Fra i temi sollevati dal Papa in questi anni c’è quello di “una finanza fuori controllo” che arricchisce in modo improduttivo una parte ridotta della popolazione. Insomma le risorse ci sono per far fronte ai temi sociali…  

«In termini di finanza impazzita o di equilibrio complessivo, ci sono oggettivamente anche in Europa responsabilità molto grosse rispetto per esempio al salvataggio delle banche – il Papa l’ha detto mille volte – al debito pubblico dei singoli Stati, a come si è formato. La domanda è: quanto peso diamo ai poveri nelle nostre politiche? Quanto alle politiche di accoglienza e integrazione? Pochissimo perché se guardiamo ai numeri reali questi sono risibili. Poi se si vogliono diminuire le risorse destinate all’accoglienza lo si faccia pure ma sono cifre che non cambieranno i destini dell’Italia o dell’Europa. I rifugiati sono i primi a dire che non vogliono l’assistenzialismo, i primi che vogliono lavorare a dare un contributo utile al nostro Paese, piuttosto ricordiamo i fenomeni come il caporalato in agricoltura, sui quali spesso tacciamo, e in cui viene sfruttata la manodopera straniera. C’è dunque una finanza che può favorire chi i soldi già li ha e non a caso le diseguaglianze di anno in anno continuano ad aumentare, e c’è invece una finanza che è quella che indica il Papa, guidata da un’etica minimamente condivisa, attenta ai diritti umani di tutti gli uomini e di tutto l’uomo e non solo di alcuni, che va in una direzione opposta. Questa finanza al servizio dell’uomo farebbe bene sia alle nostre comunità che ai richiedenti asilo». 

Anche rispetto ai Paesi in via di sviluppo l’UE potrebbe fare di più e meglio?  

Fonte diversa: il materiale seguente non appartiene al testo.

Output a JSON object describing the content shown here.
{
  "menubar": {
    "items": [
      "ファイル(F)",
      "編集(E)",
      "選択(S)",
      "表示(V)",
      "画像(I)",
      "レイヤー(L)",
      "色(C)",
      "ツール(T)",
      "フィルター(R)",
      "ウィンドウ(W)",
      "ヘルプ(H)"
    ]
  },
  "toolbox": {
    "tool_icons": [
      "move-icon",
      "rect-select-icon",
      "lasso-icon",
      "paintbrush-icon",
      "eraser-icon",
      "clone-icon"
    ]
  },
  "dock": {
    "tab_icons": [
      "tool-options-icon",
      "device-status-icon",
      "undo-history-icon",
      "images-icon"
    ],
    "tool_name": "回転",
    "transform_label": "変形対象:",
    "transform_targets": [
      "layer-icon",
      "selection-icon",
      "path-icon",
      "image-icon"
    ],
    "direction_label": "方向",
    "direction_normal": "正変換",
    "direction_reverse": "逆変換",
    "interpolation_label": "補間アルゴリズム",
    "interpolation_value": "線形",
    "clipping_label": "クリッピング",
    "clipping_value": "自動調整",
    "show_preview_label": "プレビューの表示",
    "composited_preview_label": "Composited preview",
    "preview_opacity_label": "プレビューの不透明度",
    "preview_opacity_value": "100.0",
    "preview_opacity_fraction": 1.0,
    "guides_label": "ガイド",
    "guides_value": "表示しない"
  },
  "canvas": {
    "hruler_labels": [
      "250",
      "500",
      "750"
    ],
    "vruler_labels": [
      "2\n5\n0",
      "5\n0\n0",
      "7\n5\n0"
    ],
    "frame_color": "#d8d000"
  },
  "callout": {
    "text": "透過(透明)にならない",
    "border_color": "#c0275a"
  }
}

«La Politica agricola comune per esempio, la Pac, destina delle risorse immense all’agricoltura, e cosa succede: in primo luogo si crea un dumping (esportazione di merci a prezzi bassi, fuori mercato, rispetto al mercato interno, ndr) e generalmente i prodotti agricoli europei sono talmente sovvenzionati che possono essere venduti al di fuori dell’UE a prezzi molto più bassi rispetto a quelli di altre nazioni. Ora gli Stati Uniti hanno messo i dazi sulle importazioni di acciaio e alluminio per contrastare il dumping della Cina su quelle merci, ma l’Europa fa lo stesso con l’agricoltura. Allora negli accordi commerciali internazionali bisogna trattare questi temi con equilibrio, lungimiranza, mettendosi d’accordo su cos’è dumping, bisogna darsi una regola sui dazi; ha ragione Trump quando dice che in alcuni casi non c’è reciprocità, e serve reciprocità. Ma allora i governi tornino in sede multilaterale, cioè nel Wto (Organizzazione mondiale del commercio) per trattare degli accordi commerciali più giusti e equi. Le cose sono tali che a una mucca europea vengono destinati circa due euro al giorno che è di più di quanto ricevono due miliardi e mezzo di persone nel mondo che vivono in effetti con meno di due euro al giorno. Un sistema di questo tipo fa sì che quando andiamo a vendere i prodotti agricoli in Africa, quelli europei costano meno delle produzioni locali. Già riducendo il dumping si darebbe una grossa mano ai Paesi invia di sviluppo, per esempio». 

Insomma le istituzioni sovranazionali servono eccome…  

«Per affrontare questi problemi servono le realtà multilaterali che devono essere anzi valorizzate di più, dalle agenzie dell’Onu, al Wto, bisogna andare oltre i negoziati bilaterali e trovare accodi condivisi a livello globale».